HCC further argues that the settlement did not constitute a loss because the settlement merely redistributed assets among different classes of Sprint shareholders. Relying heavily on the now partially reversed and remanded decision of Genzyme Corp. v. Fed. Ins. Co., 657 F. Supp. 2d 282 (D. Mass. 2009), rev'd in part and remanded, 2010 U.S. App. LEXIS 21079, Case No. 09-2485 (1st Cir. Oct. 13, 2010), HCC asserts that because the company incurs no loss of assets due to the recalibration, there is nothing for an insurer to indemnify. Such an assertion ignores axiomatic corporate law: a corporation and its shareholders are distinct entities, Dole Food Co. v. Patrickson, 538 U.S. 468, 474 (2003), meaning that a corporation does not benefit by making a cash payment to a subset of its shareholders. Moreover, in a typical securities fraud suit, plaintiffs allege that one group of shareholders — i.e., those who purchased shares during a period when the share-price was artificially inflated due to the alleged misrepresentation — were harmed at the expense of another group of shareholders — i.e., those who sold shares during the same time period. See, e.g., Dura Pharms., Inc. v. Broudo, 544 U.S. 336 (2005). The mere fact that a securities settlement results in a transfer from a corporation to a subset of its shareholders does not mean that the settlement fails to qualify as a "loss" to the corporation. If that were the case, as the First Circuit aptly noted, it would be "impossible to secure coverage for damages awards in routine securities litigation that charges the corporation with unfair or unlawful treatment of a class of securities holders." Genzyme Corp., 2010 U.S. App. LEXIS 21079, at *18-19.

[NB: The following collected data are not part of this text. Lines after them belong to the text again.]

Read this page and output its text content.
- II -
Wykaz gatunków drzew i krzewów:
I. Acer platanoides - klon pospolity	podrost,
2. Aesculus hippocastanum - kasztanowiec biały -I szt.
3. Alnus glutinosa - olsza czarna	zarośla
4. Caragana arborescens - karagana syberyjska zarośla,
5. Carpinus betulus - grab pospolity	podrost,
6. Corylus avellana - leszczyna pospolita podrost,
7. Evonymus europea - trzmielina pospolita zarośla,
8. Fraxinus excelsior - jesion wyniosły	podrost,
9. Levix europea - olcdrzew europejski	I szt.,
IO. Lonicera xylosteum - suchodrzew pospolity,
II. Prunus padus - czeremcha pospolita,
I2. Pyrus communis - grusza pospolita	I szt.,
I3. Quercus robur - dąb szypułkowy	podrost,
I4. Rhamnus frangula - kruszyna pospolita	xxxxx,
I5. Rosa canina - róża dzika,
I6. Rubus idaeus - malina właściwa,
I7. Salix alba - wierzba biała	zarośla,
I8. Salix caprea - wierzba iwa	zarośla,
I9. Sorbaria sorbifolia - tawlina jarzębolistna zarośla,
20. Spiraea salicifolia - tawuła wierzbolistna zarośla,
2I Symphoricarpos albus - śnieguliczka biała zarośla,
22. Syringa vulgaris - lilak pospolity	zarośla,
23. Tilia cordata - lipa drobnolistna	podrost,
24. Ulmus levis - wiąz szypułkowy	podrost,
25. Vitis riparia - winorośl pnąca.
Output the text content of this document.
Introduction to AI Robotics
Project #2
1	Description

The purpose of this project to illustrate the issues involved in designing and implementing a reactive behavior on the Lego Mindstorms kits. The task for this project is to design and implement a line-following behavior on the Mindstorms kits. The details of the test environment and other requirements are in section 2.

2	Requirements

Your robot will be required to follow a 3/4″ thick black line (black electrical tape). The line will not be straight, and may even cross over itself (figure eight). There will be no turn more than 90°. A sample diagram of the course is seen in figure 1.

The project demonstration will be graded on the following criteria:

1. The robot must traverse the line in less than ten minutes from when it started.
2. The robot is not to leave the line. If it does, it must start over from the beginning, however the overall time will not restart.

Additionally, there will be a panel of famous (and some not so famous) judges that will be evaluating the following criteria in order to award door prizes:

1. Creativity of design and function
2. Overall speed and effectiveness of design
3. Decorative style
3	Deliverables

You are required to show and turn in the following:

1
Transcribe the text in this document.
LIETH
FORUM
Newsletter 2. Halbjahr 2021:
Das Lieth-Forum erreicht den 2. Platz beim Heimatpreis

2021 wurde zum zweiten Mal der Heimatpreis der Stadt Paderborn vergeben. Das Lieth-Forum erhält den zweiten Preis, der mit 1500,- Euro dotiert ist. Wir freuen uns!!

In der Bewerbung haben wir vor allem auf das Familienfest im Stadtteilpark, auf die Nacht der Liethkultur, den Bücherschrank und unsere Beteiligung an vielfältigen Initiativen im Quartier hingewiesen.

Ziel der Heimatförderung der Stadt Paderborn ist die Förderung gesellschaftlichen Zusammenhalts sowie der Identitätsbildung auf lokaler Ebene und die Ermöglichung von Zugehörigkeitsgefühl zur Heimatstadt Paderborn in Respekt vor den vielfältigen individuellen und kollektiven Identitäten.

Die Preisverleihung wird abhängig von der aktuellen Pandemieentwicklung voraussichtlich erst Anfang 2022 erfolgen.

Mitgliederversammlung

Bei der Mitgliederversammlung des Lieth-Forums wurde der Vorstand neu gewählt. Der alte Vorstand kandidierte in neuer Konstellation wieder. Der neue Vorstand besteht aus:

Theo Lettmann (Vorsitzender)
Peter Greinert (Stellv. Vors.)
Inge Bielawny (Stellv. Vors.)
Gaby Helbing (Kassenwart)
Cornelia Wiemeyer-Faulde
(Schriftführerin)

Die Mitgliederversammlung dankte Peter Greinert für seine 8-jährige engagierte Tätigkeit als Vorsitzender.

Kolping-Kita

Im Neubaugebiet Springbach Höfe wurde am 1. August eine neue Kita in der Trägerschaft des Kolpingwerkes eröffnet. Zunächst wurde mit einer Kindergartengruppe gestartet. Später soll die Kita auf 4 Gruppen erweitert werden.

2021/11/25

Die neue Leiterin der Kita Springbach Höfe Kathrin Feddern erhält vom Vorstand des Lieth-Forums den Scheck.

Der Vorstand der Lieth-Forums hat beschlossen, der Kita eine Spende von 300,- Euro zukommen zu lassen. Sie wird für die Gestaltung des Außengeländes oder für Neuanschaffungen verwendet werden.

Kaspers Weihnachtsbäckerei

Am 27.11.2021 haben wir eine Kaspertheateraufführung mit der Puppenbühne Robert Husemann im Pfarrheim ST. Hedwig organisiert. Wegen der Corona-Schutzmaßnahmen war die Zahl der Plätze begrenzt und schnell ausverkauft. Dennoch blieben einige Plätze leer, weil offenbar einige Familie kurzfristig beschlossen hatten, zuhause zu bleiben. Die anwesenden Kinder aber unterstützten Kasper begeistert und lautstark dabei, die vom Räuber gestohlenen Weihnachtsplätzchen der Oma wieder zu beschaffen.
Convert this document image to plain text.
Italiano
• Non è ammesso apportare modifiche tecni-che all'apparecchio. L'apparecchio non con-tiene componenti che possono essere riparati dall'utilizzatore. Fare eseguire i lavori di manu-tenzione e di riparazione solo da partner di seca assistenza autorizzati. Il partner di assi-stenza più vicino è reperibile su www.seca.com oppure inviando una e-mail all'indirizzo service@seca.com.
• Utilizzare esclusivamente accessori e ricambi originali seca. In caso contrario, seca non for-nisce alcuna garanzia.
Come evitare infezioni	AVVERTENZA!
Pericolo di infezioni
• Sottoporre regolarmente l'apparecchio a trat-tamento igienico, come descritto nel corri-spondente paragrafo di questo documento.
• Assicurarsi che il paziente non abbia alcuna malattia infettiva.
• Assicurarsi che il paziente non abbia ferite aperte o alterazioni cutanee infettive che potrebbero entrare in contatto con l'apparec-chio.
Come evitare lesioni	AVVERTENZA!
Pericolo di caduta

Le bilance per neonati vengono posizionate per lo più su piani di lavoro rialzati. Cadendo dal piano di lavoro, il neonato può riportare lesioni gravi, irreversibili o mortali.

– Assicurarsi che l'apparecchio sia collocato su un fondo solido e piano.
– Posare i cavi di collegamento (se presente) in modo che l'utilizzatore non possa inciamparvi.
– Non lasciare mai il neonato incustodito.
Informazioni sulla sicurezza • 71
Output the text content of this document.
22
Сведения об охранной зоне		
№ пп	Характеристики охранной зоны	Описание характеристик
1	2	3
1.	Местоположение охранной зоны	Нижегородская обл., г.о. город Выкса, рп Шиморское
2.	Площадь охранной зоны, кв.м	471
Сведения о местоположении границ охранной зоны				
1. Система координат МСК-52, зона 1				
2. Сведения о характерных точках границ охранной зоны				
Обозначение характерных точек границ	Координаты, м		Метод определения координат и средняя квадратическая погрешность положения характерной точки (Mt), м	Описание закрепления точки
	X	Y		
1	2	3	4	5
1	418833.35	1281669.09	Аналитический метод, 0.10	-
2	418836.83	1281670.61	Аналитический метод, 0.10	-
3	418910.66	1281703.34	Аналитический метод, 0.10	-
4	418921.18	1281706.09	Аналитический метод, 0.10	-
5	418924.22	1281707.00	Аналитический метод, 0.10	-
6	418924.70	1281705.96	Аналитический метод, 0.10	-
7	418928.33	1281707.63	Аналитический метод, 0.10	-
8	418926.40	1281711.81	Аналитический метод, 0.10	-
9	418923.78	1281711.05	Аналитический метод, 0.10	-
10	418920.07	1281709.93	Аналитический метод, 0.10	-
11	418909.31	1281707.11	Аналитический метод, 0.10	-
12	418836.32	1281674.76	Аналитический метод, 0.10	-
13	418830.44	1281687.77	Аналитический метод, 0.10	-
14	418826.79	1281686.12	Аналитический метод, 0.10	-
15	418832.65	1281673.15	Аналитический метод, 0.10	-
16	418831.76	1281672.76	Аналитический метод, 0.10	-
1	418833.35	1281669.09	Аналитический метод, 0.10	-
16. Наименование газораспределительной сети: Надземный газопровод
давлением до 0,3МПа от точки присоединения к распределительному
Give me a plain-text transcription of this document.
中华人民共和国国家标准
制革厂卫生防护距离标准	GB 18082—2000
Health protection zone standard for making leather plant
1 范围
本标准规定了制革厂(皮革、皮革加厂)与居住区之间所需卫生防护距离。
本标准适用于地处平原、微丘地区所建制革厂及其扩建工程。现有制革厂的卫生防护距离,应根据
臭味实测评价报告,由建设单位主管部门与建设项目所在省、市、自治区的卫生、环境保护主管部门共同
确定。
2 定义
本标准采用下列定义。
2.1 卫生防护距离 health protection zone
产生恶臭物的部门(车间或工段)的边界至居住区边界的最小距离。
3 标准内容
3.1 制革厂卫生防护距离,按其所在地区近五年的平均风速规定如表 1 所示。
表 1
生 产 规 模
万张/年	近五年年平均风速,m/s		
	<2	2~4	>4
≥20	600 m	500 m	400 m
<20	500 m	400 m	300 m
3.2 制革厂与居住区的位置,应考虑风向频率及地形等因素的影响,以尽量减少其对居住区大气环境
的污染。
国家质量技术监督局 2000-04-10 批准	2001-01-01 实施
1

Thus, for HCC to succeed in its argument, it must demonstrate that the loss is uninsurable as a matter of Kansas public policy. HCC argues that Sprint should reimburse HCC for its payment of the Garco settlement because the payment violates two public policies: 1) insurance companies should not insure non-fortuitous events, and 2) insurance companies should not insure preexisting corporate obligations.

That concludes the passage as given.